The truth is we figured out a long time ago that we can make money online. We can leverage or borrow other people’s assets and then add our creativity over the top and make a living. So we are. It was always going to happen.
Traditional company infrastructure — like offices, furniture, departments on top of departments that force prices up — are dead weight. Your operation model is bloated. Optimization now happens at an exponential rate, so inefficiency must decrease at an even higher rate.
You either optimize or die. So instead of staying on the Titanic, we’re continuing to jump off the ship to enter the digital world without you.

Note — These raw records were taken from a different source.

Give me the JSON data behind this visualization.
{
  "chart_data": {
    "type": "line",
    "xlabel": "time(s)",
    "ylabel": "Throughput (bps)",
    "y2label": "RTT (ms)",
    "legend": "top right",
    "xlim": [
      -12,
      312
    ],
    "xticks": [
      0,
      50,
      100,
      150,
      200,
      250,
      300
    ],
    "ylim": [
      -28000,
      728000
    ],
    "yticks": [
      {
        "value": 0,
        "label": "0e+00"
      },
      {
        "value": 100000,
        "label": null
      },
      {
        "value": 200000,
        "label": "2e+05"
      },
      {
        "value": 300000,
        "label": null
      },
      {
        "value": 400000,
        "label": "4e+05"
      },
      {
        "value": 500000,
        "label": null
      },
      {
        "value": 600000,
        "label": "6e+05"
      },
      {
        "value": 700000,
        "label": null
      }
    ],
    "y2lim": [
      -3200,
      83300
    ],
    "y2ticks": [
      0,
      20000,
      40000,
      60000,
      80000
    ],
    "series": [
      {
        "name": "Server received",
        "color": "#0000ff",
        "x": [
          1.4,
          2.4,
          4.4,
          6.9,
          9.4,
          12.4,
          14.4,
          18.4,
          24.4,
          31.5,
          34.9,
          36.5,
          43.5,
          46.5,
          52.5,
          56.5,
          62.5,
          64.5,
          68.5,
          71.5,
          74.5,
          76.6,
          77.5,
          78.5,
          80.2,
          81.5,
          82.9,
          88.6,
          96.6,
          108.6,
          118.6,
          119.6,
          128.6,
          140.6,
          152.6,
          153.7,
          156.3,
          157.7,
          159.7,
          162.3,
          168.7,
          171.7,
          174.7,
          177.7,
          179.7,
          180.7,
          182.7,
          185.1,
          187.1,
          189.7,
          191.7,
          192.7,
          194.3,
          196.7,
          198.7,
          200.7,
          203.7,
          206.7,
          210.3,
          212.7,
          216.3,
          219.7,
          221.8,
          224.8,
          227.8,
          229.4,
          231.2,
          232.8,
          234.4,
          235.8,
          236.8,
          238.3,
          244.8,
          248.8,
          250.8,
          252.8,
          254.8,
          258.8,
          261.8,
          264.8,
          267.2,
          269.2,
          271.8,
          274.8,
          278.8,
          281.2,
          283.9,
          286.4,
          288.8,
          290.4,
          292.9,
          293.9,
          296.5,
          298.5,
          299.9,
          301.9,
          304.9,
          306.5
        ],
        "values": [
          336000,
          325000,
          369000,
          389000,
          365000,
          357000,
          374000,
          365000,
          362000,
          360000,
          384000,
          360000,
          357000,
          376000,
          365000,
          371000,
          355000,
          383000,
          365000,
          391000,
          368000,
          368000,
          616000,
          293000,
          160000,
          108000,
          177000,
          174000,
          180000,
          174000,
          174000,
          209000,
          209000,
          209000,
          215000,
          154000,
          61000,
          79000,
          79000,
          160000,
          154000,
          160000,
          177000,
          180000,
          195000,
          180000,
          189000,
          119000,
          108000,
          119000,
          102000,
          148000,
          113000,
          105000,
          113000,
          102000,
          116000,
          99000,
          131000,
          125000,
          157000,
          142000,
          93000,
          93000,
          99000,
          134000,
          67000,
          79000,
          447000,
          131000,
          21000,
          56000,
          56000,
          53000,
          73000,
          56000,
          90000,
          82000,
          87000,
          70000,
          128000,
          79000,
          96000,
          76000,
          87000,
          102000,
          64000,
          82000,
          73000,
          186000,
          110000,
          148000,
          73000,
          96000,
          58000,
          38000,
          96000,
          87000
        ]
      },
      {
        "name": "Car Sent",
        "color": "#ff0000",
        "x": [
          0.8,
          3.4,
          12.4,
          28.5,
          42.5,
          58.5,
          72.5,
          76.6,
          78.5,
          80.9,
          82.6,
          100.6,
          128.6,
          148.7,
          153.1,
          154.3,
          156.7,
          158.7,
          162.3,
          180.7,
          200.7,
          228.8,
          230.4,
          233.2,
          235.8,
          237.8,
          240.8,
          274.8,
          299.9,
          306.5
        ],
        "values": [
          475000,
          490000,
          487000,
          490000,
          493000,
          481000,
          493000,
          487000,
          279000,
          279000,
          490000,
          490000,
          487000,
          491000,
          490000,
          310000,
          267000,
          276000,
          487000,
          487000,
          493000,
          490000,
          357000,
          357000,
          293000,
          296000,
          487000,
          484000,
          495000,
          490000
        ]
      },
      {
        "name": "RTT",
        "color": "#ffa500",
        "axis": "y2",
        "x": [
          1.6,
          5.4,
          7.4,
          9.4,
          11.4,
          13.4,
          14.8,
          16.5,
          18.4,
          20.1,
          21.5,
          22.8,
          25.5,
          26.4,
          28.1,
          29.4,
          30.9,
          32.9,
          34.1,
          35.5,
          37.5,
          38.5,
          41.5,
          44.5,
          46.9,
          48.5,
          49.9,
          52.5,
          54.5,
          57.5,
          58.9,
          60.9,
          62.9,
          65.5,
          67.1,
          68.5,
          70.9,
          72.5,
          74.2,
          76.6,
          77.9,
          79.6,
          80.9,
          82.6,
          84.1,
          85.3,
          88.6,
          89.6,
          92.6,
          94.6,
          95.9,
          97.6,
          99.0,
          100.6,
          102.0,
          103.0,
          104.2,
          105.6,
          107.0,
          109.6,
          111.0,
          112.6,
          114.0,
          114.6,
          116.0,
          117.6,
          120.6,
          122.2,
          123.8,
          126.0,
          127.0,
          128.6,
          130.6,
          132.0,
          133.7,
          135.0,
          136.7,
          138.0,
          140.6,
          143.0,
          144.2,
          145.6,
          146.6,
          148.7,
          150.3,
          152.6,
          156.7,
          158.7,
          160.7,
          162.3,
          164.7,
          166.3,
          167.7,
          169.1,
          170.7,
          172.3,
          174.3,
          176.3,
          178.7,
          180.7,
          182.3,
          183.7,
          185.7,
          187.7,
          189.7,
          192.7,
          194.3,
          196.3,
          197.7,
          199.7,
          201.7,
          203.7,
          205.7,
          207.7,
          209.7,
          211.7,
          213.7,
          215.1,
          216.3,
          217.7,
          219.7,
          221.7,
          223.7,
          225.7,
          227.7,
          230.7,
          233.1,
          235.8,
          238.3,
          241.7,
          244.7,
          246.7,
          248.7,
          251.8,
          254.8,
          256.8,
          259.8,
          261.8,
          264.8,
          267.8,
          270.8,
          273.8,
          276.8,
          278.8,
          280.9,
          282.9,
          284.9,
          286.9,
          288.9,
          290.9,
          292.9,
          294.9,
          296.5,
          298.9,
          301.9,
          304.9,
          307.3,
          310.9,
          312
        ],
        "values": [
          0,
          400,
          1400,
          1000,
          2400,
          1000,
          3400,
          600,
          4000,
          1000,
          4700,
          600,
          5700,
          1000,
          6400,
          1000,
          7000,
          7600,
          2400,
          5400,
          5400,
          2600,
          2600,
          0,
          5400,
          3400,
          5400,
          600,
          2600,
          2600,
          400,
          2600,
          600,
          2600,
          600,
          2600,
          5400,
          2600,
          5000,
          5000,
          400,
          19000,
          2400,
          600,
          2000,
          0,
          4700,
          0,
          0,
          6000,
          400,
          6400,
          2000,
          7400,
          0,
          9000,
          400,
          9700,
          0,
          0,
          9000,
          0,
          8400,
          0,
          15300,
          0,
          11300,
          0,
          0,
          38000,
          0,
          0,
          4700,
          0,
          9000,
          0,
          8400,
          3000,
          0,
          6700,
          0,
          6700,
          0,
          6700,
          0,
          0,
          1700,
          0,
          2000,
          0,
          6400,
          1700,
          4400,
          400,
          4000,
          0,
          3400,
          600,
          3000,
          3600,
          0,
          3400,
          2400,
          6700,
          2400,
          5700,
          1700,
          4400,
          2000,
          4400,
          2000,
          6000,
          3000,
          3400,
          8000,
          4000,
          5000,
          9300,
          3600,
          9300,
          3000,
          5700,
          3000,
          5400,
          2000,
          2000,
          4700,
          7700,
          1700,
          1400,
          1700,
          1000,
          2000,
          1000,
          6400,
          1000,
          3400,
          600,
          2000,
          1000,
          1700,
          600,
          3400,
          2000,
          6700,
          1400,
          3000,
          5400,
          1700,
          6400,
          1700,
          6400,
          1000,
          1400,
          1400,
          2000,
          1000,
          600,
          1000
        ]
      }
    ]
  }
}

Let’s kill the buzzword and call it what it is
No more “Great Resignation” headlines, please. We’ve always been trying to quit our jobs so we can own our time and make our own choices. It’s nothing new. Work will change whether bosses and businesses like it or not.
We’re just going to keep doing what we were always going to do: quit.
As Web 3.0 takes over, the word “digital” is going to look like a drop in the ocean in comparison. Your buzzword innovation departments will be steamrolled.
Business-decisions-as-code already exists. Meetings will continue to be deleted and replaced with consensus algorithms. Customers will make more of the decisions with voting rights of the products and services they use.
Leadership-as-code is coming. Bosses, you’ve been put on notice. “The Great Boss Annihilation” is next.